Structural functionalism holds that human societies tend to evolve toward increased differentiation, in which institutions become increasingly specialized in the functions they perform. Some scholars—most notably Alexander (1981)—have argued that the development of journalism should be seen in this light. This does make considerable sense in societies where commercialization and professionalization are relatively advanced. Journalism in these societies has increasingly become separated from party politics, and has developed norms and routines of its own, a ‘media logic’ distinct from the logic of politics. In other ways, however, the notion that journalism tends to evolve toward differentiation seems doubtful. Most importantly, such a view neglects the tendency for journalism to become integrated into market mechanisms. Professionalization, to be sure, limits this to some degree, but the ‘media logic’ that has emerged in contemporary societies is very much a joint product of professional norms and the pressures of the market, which many argue are growing increasingly strong. Other scholars thus give a very different account of the history of journalism than the structural functionalists. Habermas, for example, decries the ‘colonization’ of the public sphere by the cultural industries, and Bourdieu argues that the journalistic field once heavily influenced by the political field is now heavily influenced by that of the market.
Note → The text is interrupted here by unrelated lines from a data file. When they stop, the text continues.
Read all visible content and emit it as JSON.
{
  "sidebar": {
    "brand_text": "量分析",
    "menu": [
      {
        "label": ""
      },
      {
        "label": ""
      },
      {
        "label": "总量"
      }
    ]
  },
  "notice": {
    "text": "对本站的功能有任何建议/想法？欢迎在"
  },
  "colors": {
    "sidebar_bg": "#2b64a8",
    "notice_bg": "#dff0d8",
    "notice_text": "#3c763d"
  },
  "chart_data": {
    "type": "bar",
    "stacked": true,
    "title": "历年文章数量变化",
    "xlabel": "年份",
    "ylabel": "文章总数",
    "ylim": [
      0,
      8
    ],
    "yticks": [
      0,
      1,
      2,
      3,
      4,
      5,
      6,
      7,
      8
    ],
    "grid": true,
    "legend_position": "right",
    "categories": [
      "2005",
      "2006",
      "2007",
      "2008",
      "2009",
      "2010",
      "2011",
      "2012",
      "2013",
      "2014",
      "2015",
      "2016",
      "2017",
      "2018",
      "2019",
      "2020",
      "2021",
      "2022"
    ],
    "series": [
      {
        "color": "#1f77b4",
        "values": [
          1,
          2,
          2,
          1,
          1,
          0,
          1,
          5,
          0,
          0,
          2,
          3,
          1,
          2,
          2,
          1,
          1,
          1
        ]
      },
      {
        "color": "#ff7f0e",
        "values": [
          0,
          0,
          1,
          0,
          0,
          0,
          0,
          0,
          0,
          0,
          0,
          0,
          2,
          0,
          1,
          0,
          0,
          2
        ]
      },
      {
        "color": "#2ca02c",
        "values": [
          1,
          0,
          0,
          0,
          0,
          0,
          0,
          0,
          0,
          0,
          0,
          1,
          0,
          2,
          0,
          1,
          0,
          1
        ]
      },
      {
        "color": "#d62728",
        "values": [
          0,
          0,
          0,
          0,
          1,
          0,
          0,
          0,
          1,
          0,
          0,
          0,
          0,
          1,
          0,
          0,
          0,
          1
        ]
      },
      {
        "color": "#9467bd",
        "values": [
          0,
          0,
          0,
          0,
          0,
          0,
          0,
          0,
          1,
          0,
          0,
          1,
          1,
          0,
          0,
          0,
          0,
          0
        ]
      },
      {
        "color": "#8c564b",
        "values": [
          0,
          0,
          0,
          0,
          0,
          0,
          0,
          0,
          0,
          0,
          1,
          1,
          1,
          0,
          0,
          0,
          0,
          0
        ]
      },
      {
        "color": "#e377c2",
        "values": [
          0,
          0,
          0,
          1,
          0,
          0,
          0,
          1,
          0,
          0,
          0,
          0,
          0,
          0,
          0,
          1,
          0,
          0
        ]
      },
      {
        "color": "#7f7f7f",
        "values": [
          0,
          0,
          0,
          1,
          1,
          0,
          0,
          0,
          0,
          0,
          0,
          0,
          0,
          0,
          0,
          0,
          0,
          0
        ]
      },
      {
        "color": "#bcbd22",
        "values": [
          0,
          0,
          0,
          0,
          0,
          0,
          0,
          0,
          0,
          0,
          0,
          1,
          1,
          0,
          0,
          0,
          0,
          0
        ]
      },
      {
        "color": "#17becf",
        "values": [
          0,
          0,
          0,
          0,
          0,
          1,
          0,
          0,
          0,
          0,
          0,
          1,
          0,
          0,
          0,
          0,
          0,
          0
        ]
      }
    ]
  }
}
3. Journalism And The State

In some societies the state controls the news media directly. This is most common with broadcast news, but is also common with newspapers, particularly in developing countries where there are few sources of capital outside the state. In societies with clientelist political relations, journalism will often be tied to the state in various ways by systems of political patronage, as in Mexico, where until recently both journalists and newspapers were heavily dependent on state funding (Orme 1997), or in Greece, where industrialists often use their papers to bargain for favors from the state (Papathanasopoulos 1999). A similar pattern has emerged in Russia, and to varying degrees in other parts of the former Soviet Union and Eastern Europe.
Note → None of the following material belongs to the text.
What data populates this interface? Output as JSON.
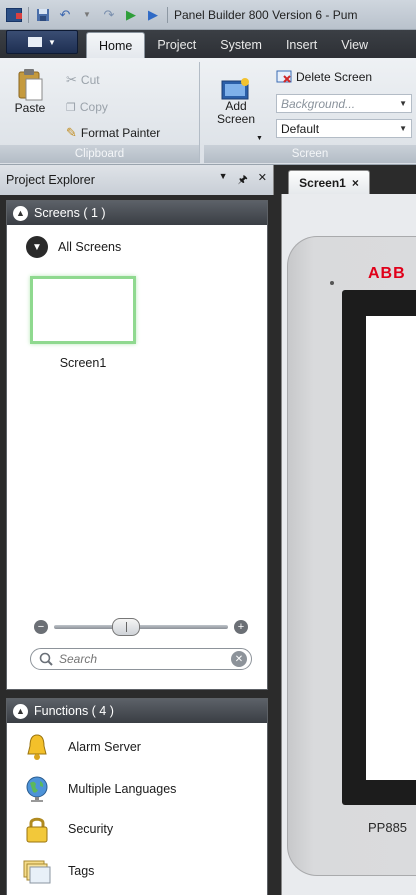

In liberal societies journalism is generally thought of as standing apart from the state, serving to check its power as a watchdog or fourth estate. This is accurate to a significant degree, as reflected in incidents like the publication by The New York Times and other papers of the ‘Pentagon Papers’ (a secret government study of US decision-making on the Vietnam war ‘leaked’ to the press by a dissident former official). But close ties between the media and the state also exist in liberal societies. State subsidies and restraints do exist in such societies, as do clientelist relationships between politicians and media owners. But more important is the close relationship between journalists and government officials as sources and subjects of news, a relationship which has proved mutually beneficial to officials seeking publicity and control over the news agenda, and journalists seeking news (Bennett 1990). This relationship is highly developed, with the news media organizing much of the newsgathering process around the institutions of the state, and the state devoting considerable resources to accommodating them. In many cases the relationship is formally organized, as in the lobby system in the British parliament or the press clubs of Japan (Pharr and Krauss 1996). The closeness of the relationship between contemporary journalists and state officials means that journalists have access to considerably more information about the inner workings of government than they would as outsiders. It also means that they are often in an important sense part of the community of political elites, and reflect the prevailing viewpoints within that community. Here, again, doubts can be raised about the differentiation theory of journalism history: it could be argued that journalism is more entangled with the state than it was a century or two ago, when journalists had no privileged access to the corridors of power.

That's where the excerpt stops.